REGvac induces a tolerogenic phenotype that resists LPS-induced stimulation in murine BMDCs. Bone marrow-derived dendritic cells (BMDCs) were treated with REGvac, methotrexate, LPS, REGvac + LPS, or methotrexate + LPS for 72 hours and evaluated for surface expression of CD80, CD86 via flow cytometry. REGvac treatment of murine BMDCs suppressed CD80 expression (Fig. 2A), did not induce CD86 expression (Fig. 2B), and bestowed the ability to resist LPS-induced expression of CD80 and CD86.
REGvac treatment ameliorates symptoms in CIA/FIA mice. DBA1/J mice were induced with CIA/FIA. Upon onset of severe RA (clinical score > 6) REGvac, MTX, or PBS interventions were initiated for 8 weeks. REGvac treatment significantly reduced clinical score (Fig. 3A) and ankle thickness (Fig. 3B) after 8 weeks.
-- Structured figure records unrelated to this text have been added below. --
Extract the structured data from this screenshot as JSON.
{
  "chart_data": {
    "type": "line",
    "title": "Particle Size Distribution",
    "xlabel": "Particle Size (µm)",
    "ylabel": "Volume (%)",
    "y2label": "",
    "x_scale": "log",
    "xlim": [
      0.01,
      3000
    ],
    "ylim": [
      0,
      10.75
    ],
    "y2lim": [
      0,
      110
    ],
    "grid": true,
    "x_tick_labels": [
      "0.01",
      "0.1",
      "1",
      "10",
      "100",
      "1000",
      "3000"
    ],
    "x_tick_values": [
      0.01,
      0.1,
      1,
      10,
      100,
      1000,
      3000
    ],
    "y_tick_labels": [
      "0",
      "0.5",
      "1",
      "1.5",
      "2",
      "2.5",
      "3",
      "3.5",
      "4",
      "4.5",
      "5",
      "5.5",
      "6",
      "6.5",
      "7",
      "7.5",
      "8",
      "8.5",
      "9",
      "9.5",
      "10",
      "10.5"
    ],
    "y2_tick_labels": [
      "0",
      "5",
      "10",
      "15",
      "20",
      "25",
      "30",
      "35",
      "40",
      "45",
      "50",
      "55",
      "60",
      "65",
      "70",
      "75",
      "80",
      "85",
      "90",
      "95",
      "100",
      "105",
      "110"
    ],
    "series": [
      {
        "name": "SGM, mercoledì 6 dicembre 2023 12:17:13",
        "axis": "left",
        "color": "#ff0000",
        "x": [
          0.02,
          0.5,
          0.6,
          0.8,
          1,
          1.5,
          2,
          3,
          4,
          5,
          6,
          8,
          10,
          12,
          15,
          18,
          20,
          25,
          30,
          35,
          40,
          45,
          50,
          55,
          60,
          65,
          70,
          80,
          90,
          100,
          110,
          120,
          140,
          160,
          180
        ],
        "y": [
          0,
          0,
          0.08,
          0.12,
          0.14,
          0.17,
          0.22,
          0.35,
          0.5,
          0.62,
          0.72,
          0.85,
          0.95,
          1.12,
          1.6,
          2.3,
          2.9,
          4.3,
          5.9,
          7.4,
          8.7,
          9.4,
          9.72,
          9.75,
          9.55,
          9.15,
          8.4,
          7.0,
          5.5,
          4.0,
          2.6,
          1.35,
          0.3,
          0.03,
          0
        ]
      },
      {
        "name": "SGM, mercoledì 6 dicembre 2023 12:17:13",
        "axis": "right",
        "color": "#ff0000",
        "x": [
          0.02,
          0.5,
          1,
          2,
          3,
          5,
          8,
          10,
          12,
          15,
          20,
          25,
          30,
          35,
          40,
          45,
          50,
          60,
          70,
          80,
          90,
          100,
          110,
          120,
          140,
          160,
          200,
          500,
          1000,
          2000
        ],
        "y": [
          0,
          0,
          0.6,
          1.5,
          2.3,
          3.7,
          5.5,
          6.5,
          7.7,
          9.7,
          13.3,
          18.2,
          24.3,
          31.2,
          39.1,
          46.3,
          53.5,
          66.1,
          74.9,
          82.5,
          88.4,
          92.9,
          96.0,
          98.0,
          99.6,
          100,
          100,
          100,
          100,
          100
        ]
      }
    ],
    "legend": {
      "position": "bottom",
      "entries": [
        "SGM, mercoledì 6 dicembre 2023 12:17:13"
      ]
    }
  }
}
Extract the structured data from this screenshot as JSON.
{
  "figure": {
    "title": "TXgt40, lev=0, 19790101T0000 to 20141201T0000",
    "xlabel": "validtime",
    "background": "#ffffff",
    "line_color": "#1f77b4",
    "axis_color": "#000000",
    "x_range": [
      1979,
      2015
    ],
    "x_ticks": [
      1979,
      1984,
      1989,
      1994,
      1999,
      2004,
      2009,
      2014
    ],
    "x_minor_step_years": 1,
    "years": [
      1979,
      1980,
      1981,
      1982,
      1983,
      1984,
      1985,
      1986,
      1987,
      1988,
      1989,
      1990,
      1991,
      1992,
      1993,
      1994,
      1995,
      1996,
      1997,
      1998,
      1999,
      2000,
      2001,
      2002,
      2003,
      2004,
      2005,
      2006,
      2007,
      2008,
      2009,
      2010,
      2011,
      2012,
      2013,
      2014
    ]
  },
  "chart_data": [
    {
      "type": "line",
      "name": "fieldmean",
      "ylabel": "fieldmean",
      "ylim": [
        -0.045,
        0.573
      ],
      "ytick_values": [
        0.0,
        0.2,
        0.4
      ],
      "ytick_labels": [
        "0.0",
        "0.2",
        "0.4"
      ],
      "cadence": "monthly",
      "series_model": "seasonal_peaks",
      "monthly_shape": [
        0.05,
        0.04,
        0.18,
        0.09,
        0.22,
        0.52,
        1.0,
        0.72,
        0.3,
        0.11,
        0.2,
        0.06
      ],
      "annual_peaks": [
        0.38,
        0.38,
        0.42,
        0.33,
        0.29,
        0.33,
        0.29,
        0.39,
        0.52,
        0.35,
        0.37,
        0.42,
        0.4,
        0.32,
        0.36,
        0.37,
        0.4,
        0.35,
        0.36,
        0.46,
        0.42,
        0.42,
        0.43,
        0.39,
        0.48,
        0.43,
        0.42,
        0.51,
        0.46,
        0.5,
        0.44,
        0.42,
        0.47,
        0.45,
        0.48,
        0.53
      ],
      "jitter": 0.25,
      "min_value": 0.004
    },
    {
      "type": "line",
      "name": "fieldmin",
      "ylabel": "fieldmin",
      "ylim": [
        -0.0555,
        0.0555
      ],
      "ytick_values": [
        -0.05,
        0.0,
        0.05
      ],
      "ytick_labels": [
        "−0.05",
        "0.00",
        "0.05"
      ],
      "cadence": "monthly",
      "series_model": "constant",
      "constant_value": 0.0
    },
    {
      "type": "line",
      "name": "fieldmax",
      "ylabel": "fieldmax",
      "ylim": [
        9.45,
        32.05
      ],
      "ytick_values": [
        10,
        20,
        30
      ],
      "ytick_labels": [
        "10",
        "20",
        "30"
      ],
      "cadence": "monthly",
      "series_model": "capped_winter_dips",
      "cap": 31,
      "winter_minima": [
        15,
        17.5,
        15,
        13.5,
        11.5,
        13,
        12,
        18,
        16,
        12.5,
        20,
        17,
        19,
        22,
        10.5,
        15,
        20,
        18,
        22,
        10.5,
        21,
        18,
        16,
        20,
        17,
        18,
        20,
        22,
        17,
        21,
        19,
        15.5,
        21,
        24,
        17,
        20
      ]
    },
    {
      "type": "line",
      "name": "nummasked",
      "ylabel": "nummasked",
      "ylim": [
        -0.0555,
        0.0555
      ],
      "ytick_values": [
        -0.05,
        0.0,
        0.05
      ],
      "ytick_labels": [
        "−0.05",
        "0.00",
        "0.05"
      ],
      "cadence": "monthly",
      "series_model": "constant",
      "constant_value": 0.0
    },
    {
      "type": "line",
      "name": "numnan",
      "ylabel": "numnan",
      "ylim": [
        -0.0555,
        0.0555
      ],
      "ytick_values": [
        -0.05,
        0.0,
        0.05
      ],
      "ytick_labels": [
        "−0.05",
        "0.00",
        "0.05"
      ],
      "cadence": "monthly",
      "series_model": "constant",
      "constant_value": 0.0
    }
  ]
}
Discussion: Our REGvac therapy hinges on delivering rheumatic autoantigens to local dendritic cells in a tolerogenic context. It is important that these tolerogenic dendritic cells loaded with rheumatic peptides are able to retain a regulatory phenotype when exposed to external inflammatory stimuli in order to facilitate mechanisms of tolerance when encountering autoreactive T cells. We show that in vitro REGvac-treated BMDCs are able to retain low expression of CD80 and CD86 when stimulated with LPS, and that REGvac treatment in the CIA/FIA mouse model of inflammatory arthritis is able to ameliorate RA symptoms.
Conclusion: In this study, we demonstrate that REGvac is able to induce a stable tolerogenic phenotype in murine BMDCs that resists subsequent LPS-induced stimulation and ameliorate arthritic symptoms in the CIA/FIA mouse model of RA. These results give evidence that REGvac is able to exert therapeutic effects in vivo through modulation of DCs. Further validation that this microparticle therapy does not compromise the immune system would be a much-needed alternative to current therapies that immunocompromise the patient.